La capitale congolaise, Kinshasa, est confrontée à une crise hydrique persistante qui affecte gravement plusieurs communes. Les habitants de Kintambo, Barumbu, Ngiri-Ngiri, Ngaliema et Lingwala, ainsi que certains quartiers de la Gombe, vivent depuis plusieurs semaines dans l’angoisse du manque d’eau potable. Cette situation, qui avait déjà suscité une vive inquiétude en octobre dernier, prend une tournure alarmante avec les accusations portées par la Régie de distribution d’eau (REGIDESO).
Des conduites d’eau sacrifiées sur l’autel des travaux publics
Face à la détresse des populations, Monsieur Jean-Bosco Mwaka, Directeur Général Adjoint de la REGIDESO, a pointé du doigt la responsabilité des entreprises chargées des travaux de voirie dans la capitale. Selon lui, les interventions de ces entreprises causent systématiquement la destruction des conduites d’eau qui alimentent les abonnés de la REGIDESO. Dans une déclaration rendue publique depuis son bureau à Gombe, il a expliqué que des devis pour la réparation de ces infrastructures endommagées ont été établis il y a plusieurs mois, mais que les entreprises concernées tardent à s’acquitter des sommes nécessaires, bloquant ainsi les interventions.
« Sur les 56 sites concernés, nous avons établi des devis pour la réhabilitation. Nous avons commencé par la cité Pumbu. Cela fait maintenant plus de trois mois qu’un devis de 56 000 dollars n’a pas été payé. Et les habitants de cette zone ne sont toujours pas connectés au réseau de distribution d’eau de la REGIDESO. Pourquoi ? À cause des travaux », s’est plaint M. Mwaka, illustrant la complexité de la situation.
Un calvaire quotidien pour les Kinois
Les communes de Barumbu, Ngiri-Ngiri, Lingwala, Kinshasa, et certains quartiers de la Gombe sont particulièrement touchées. Les témoignages des habitants dressent un tableau sombre de leur quotidien. À Bumbu et Ngiri-Ngiri, la pénurie dure depuis plus de trois semaines, plongeant les ménages dans une précarité accrue. Les femmes, notamment celles qui tiennent des « malewa » (petits restaurants), voient leurs activités paralysées par le manque d’eau, indispensable à leur commerce.
Dans les rues de ces communes, il n’est pas rare de croiser des mères et des enfants transportant des seaux et des bidons, engagés dans une quête quotidienne d’eau potable. Le manque de communication de la REGIDESO concernant ces interruptions de service ajoute à l’exaspération des abonnés, qui déplorent l’absence d’informations claires sur les raisons de ces pénuries et les délais de rétablissement.
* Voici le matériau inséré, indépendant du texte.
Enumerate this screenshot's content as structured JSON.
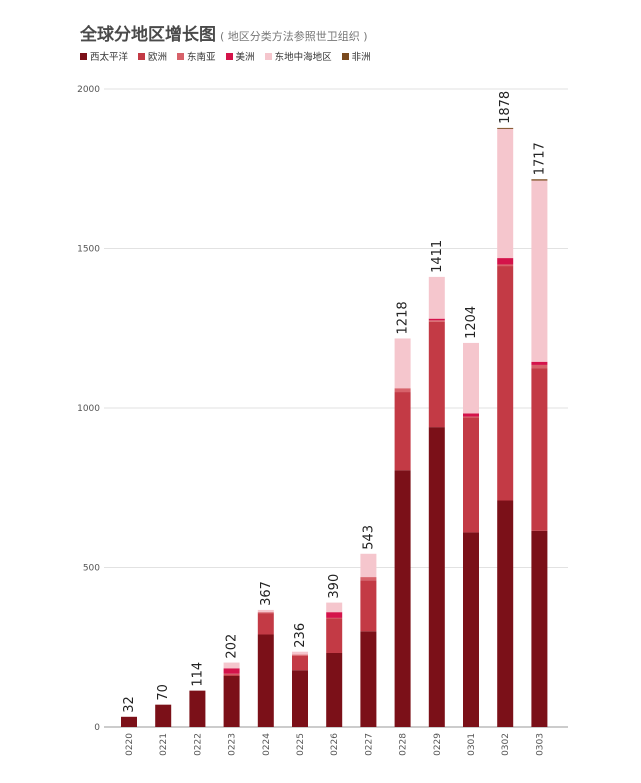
{
  "chart_data": {
    "type": "bar",
    "stacked": true,
    "title": "全球分地区增长图",
    "subtitle": "( 地区分类方法参照世卫组织 )",
    "categories": [
      "0220",
      "0221",
      "0222",
      "0223",
      "0224",
      "0225",
      "0226",
      "0227",
      "0228",
      "0229",
      "0301",
      "0302",
      "0303"
    ],
    "series": [
      {
        "name": "西太平洋",
        "color": "#7b1018",
        "values": [
          32,
          70,
          114,
          160,
          290,
          178,
          232,
          300,
          805,
          940,
          610,
          710,
          615
        ]
      },
      {
        "name": "欧洲",
        "color": "#c33a45",
        "values": [
          0,
          0,
          0,
          5,
          67,
          45,
          108,
          160,
          245,
          330,
          360,
          735,
          510
        ]
      },
      {
        "name": "东南亚",
        "color": "#d7626a",
        "values": [
          0,
          0,
          0,
          2,
          3,
          4,
          2,
          10,
          12,
          5,
          3,
          5,
          10
        ]
      },
      {
        "name": "美洲",
        "color": "#d4134a",
        "values": [
          0,
          0,
          0,
          17,
          0,
          0,
          18,
          0,
          0,
          5,
          10,
          20,
          10
        ]
      },
      {
        "name": "东地中海地区",
        "color": "#f5c6cd",
        "values": [
          0,
          0,
          0,
          18,
          7,
          9,
          30,
          73,
          156,
          131,
          221,
          405,
          568
        ]
      },
      {
        "name": "非洲",
        "color": "#7a4a1e",
        "values": [
          0,
          0,
          0,
          0,
          0,
          0,
          0,
          0,
          0,
          0,
          0,
          3,
          4
        ]
      }
    ],
    "totals": [
      32,
      70,
      114,
      202,
      367,
      236,
      390,
      543,
      1218,
      1411,
      1204,
      1878,
      1717
    ],
    "ylim": [
      0,
      2000
    ],
    "yticks": [
      0,
      500,
      1000,
      1500,
      2000
    ],
    "xlabel": "",
    "ylabel": "",
    "grid": true
  }
}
Un appel à la responsabilité et à la coordination
Le Directeur Général Adjoint de la REGIDESO a lancé un appel pressant aux entreprises de construction, à l’exception notable de l’Office des Voiries et Drainage (OVD) qui, selon lui, fait parfois preuve de diligence en informant la REGIDESO avant le début de ses travaux. Il a également exhorté les abonnés à faire preuve de vigilance quant à la protection des installations du réseau.
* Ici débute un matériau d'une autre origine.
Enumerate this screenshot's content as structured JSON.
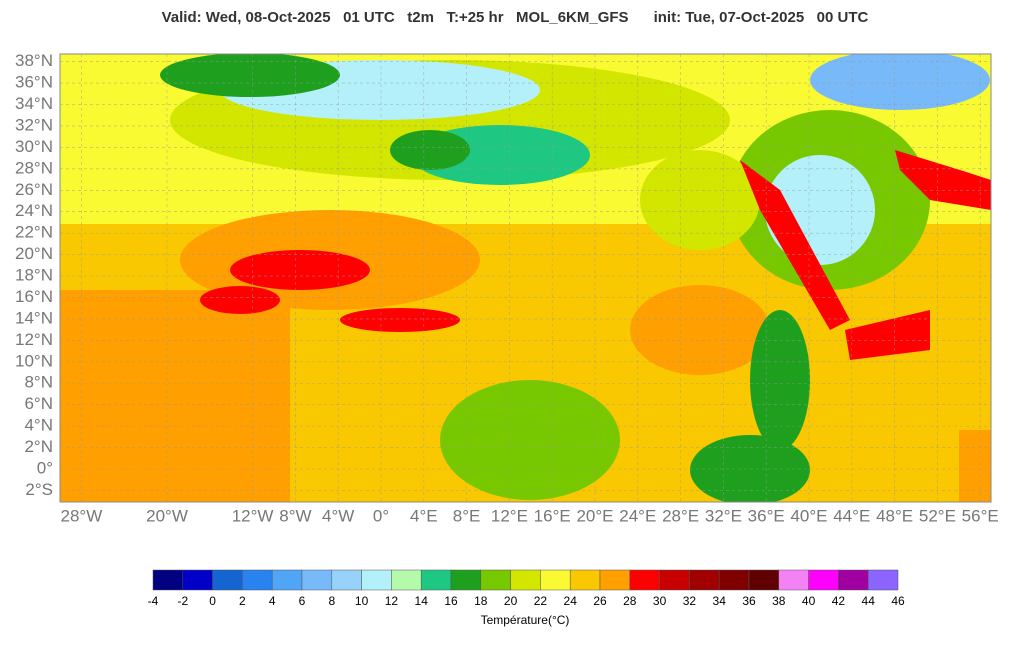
{
  "header": {
    "title": "Valid: Wed, 08-Oct-2025   01 UTC   t2m   T:+25 hr   MOL_6KM_GFS      init: Tue, 07-Oct-2025   00 UTC"
  },
  "map": {
    "lat_ticks": [
      {
        "value": 38,
        "label": "38°N"
      },
      {
        "value": 36,
        "label": "36°N"
      },
      {
        "value": 34,
        "label": "34°N"
      },
      {
        "value": 32,
        "label": "32°N"
      },
      {
        "value": 30,
        "label": "30°N"
      },
      {
        "value": 28,
        "label": "28°N"
      },
      {
        "value": 26,
        "label": "26°N"
      },
      {
        "value": 24,
        "label": "24°N"
      },
      {
        "value": 22,
        "label": "22°N"
      },
      {
        "value": 20,
        "label": "20°N"
      },
      {
        "value": 18,
        "label": "18°N"
      },
      {
        "value": 16,
        "label": "16°N"
      },
      {
        "value": 14,
        "label": "14°N"
      },
      {
        "value": 12,
        "label": "12°N"
      },
      {
        "value": 10,
        "label": "10°N"
      },
      {
        "value": 8,
        "label": "8°N"
      },
      {
        "value": 6,
        "label": "6°N"
      },
      {
        "value": 4,
        "label": "4°N"
      },
      {
        "value": 2,
        "label": "2°N"
      },
      {
        "value": 0,
        "label": "0°"
      },
      {
        "value": -2,
        "label": "2°S"
      }
    ],
    "lon_ticks": [
      {
        "value": -28,
        "label": "28°W"
      },
      {
        "value": -20,
        "label": "20°W"
      },
      {
        "value": -12,
        "label": "12°W"
      },
      {
        "value": -8,
        "label": "8°W"
      },
      {
        "value": -4,
        "label": "4°W"
      },
      {
        "value": 0,
        "label": "0°"
      },
      {
        "value": 4,
        "label": "4°E"
      },
      {
        "value": 8,
        "label": "8°E"
      },
      {
        "value": 12,
        "label": "12°E"
      },
      {
        "value": 16,
        "label": "16°E"
      },
      {
        "value": 20,
        "label": "20°E"
      },
      {
        "value": 24,
        "label": "24°E"
      },
      {
        "value": 28,
        "label": "28°E"
      },
      {
        "value": 32,
        "label": "32°E"
      },
      {
        "value": 36,
        "label": "36°E"
      },
      {
        "value": 40,
        "label": "40°E"
      },
      {
        "value": 44,
        "label": "44°E"
      },
      {
        "value": 48,
        "label": "48°E"
      },
      {
        "value": 52,
        "label": "52°E"
      },
      {
        "value": 56,
        "label": "56°E"
      }
    ]
  },
  "colorbar": {
    "ticks": [
      -4,
      -2,
      0,
      2,
      4,
      6,
      8,
      10,
      12,
      14,
      16,
      18,
      20,
      22,
      24,
      26,
      28,
      30,
      32,
      34,
      36,
      38,
      40,
      42,
      44,
      46
    ],
    "colors": [
      "#000080",
      "#0000c8",
      "#1464d2",
      "#2882f0",
      "#50a5f5",
      "#78b9fa",
      "#96d2fa",
      "#b4f0fa",
      "#b4faaa",
      "#1ec882",
      "#1ea01e",
      "#78c800",
      "#d2e600",
      "#fafa32",
      "#fac800",
      "#ffa000",
      "#ff0000",
      "#c80000",
      "#a00000",
      "#800000",
      "#600000",
      "#f582f5",
      "#ff00ff",
      "#a000a0",
      "#8c64ff"
    ],
    "label": "Température(°C)"
  }
}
Face à cette situation, la question de la coordination entre les différents acteurs de la voirie et les services publics essentiels comme la distribution d’eau se pose avec acuité. La multiplication des travaux d’infrastructure, bien que nécessaire au développement de la ville, ne doit pas se faire au détriment des services de base dont dépend la population kinoise.
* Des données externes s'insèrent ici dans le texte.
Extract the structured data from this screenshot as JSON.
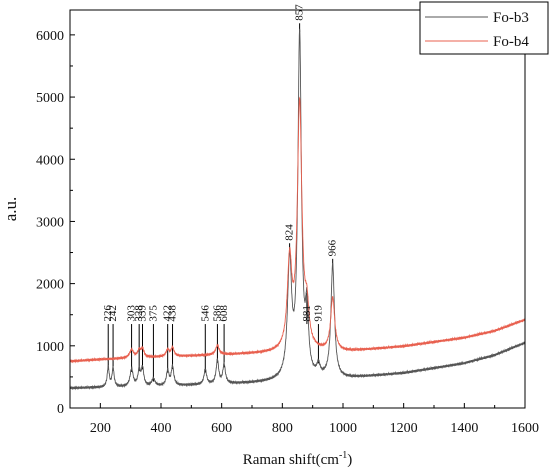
{
  "chart_data": {
    "type": "line",
    "xlabel": "Raman shift(cm",
    "xlabel_sup": "-1",
    "xlabel_close": ")",
    "ylabel": "a.u.",
    "xlim": [
      100,
      1600
    ],
    "ylim": [
      0,
      6400
    ],
    "x_ticks": [
      200,
      400,
      600,
      800,
      1000,
      1200,
      1400,
      1600
    ],
    "y_ticks": [
      0,
      1000,
      2000,
      3000,
      4000,
      5000,
      6000
    ],
    "legend_position": "top-right",
    "series": [
      {
        "name": "Fo-b3",
        "color": "#555555",
        "baseline": [
          [
            100,
            320
          ],
          [
            200,
            330
          ],
          [
            400,
            350
          ],
          [
            700,
            400
          ],
          [
            1000,
            470
          ],
          [
            1200,
            560
          ],
          [
            1400,
            720
          ],
          [
            1500,
            850
          ],
          [
            1600,
            1050
          ]
        ],
        "peaks": [
          [
            226,
            320,
            4
          ],
          [
            242,
            300,
            4
          ],
          [
            303,
            280,
            6
          ],
          [
            328,
            240,
            5
          ],
          [
            339,
            280,
            5
          ],
          [
            375,
            120,
            6
          ],
          [
            422,
            240,
            5
          ],
          [
            438,
            300,
            5
          ],
          [
            546,
            240,
            5
          ],
          [
            586,
            380,
            5
          ],
          [
            608,
            300,
            5
          ],
          [
            824,
            1850,
            8
          ],
          [
            857,
            5500,
            7
          ],
          [
            881,
            980,
            6
          ],
          [
            919,
            180,
            6
          ],
          [
            966,
            1820,
            7
          ]
        ]
      },
      {
        "name": "Fo-b4",
        "color": "#e8604f",
        "baseline": [
          [
            100,
            750
          ],
          [
            200,
            780
          ],
          [
            400,
            820
          ],
          [
            700,
            870
          ],
          [
            1000,
            900
          ],
          [
            1200,
            990
          ],
          [
            1400,
            1130
          ],
          [
            1500,
            1240
          ],
          [
            1600,
            1420
          ]
        ],
        "peaks": [
          [
            303,
            130,
            8
          ],
          [
            328,
            110,
            6
          ],
          [
            339,
            130,
            6
          ],
          [
            422,
            110,
            6
          ],
          [
            438,
            140,
            6
          ],
          [
            586,
            150,
            7
          ],
          [
            824,
            1400,
            9
          ],
          [
            857,
            3950,
            9
          ],
          [
            881,
            550,
            8
          ],
          [
            966,
            850,
            8
          ]
        ]
      }
    ],
    "annotations": [
      {
        "label": "226",
        "x": 226
      },
      {
        "label": "242",
        "x": 242
      },
      {
        "label": "303",
        "x": 303
      },
      {
        "label": "328",
        "x": 328
      },
      {
        "label": "339",
        "x": 339
      },
      {
        "label": "375",
        "x": 375
      },
      {
        "label": "422",
        "x": 422
      },
      {
        "label": "438",
        "x": 438
      },
      {
        "label": "546",
        "x": 546
      },
      {
        "label": "586",
        "x": 586
      },
      {
        "label": "608",
        "x": 608
      },
      {
        "label": "824",
        "x": 824
      },
      {
        "label": "857",
        "x": 857
      },
      {
        "label": "881",
        "x": 881
      },
      {
        "label": "919",
        "x": 919
      },
      {
        "label": "966",
        "x": 966
      }
    ]
  }
}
Malgré ces difficultés, la REGIDESO assure que les branchements sociaux se poursuivent dans la quasi-totalité des communes, offrant un accès à l’eau pour 50 dollars américains. Cependant, cet effort ne saurait compenser les désagréments et les risques sanitaires engendrés par une pénurie d’eau généralisée et prolongée. Il est impératif que des solutions durables soient trouvées pour garantir l’accès à l’eau potable, un droit fondamental pour tous les Kinois.